Ancient Wedding Rings Didn’t Always Represent Love
In plain English, the Usus was marriage for the lowest class. Today, we might compare it to what we call common-law marriage. The next "step up" was the Coemptio which involved purchasing the bride. Historians don’t totally agree on whether this was an actual purchase or a symbolic sale, but that’s what the ring in these marriages represented. Then there was the Confarreatio – the only “legal” marriage and it was reserved for the elite upper class. This marriage was presided over, and the groom presented his bride with a ring. Most of these rings were made of iron or gold which is what led to the tradition of metal wedding rings. Unlike the Egyptian rings which were symbols of love, historians believe the Romans looked at the metal wedding band as a symbol of possession. Thus, the wife belonged to the husband once that ring went on her finger.

Ancient Romans Owned Two Wedding Rings
As I mentioned, the ancient Roman wedding rings were made of iron or gold. What I didn’t mention is that the wealthy women in ancient Rome actually were presented with two wedding rings, an iron one and a gold one. The first was to be worn at home and thought to represent strength and permanence. The gold ring was worn in public to impress people. Laws actually prohibited those from the lower classes from wearing gold rings, but these laws were somewhat difficult to enforce, because historical evidence shows that even slaves plated their iron rings with gold if they could.

Motif of the clasped hands, signified love, betrothal, and marriage. These rings are known as "fede rings," named after the Italian term for good faith and belief.

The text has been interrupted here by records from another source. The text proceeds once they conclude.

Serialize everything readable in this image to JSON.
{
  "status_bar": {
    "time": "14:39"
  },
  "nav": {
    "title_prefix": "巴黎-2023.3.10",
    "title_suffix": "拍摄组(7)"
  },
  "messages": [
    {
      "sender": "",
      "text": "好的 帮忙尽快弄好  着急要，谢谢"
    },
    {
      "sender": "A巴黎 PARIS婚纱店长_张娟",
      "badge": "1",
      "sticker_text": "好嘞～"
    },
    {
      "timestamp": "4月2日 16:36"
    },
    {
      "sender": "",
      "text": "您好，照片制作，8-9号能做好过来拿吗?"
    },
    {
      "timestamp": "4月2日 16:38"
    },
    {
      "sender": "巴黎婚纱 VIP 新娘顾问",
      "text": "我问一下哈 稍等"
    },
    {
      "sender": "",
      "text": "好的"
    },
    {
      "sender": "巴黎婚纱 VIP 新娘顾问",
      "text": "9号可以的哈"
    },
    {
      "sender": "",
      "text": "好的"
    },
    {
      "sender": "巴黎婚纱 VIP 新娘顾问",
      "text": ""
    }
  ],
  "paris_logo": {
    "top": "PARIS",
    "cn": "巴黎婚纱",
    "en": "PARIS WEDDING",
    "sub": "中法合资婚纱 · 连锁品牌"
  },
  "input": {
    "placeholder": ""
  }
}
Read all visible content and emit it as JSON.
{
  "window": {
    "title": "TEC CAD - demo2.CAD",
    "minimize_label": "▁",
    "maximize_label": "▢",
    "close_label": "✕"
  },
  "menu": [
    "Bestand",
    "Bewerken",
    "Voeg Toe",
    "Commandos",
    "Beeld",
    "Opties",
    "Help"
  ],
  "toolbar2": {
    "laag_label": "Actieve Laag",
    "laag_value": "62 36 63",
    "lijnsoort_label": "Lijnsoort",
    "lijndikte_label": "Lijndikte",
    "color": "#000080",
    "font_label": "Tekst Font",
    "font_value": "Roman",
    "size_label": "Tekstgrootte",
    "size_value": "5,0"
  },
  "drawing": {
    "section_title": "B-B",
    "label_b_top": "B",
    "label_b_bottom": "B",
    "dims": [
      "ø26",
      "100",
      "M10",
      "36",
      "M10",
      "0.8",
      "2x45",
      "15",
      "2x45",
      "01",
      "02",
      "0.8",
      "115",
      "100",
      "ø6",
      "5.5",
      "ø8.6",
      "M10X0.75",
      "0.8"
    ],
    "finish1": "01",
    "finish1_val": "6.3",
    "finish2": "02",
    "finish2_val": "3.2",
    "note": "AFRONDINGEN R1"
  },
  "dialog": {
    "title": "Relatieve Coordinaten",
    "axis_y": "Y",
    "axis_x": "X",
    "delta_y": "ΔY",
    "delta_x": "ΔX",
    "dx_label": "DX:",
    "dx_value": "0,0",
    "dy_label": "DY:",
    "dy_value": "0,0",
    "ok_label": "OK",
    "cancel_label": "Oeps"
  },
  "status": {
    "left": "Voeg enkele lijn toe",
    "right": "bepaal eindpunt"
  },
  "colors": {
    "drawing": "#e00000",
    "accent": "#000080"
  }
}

Laws of Ancient Roman Marriage
Back in ancient Rome, couples had to have connubium which denoted the legal right to get married. Needless to say this was a requirement for marriage and it wasn’t a permission granted to people who were already married, eunuchs, and people who shared certain blood relationships. Parental consent also played a role with the minimum age for marriage set at age 12 for girls and age 14 for boys.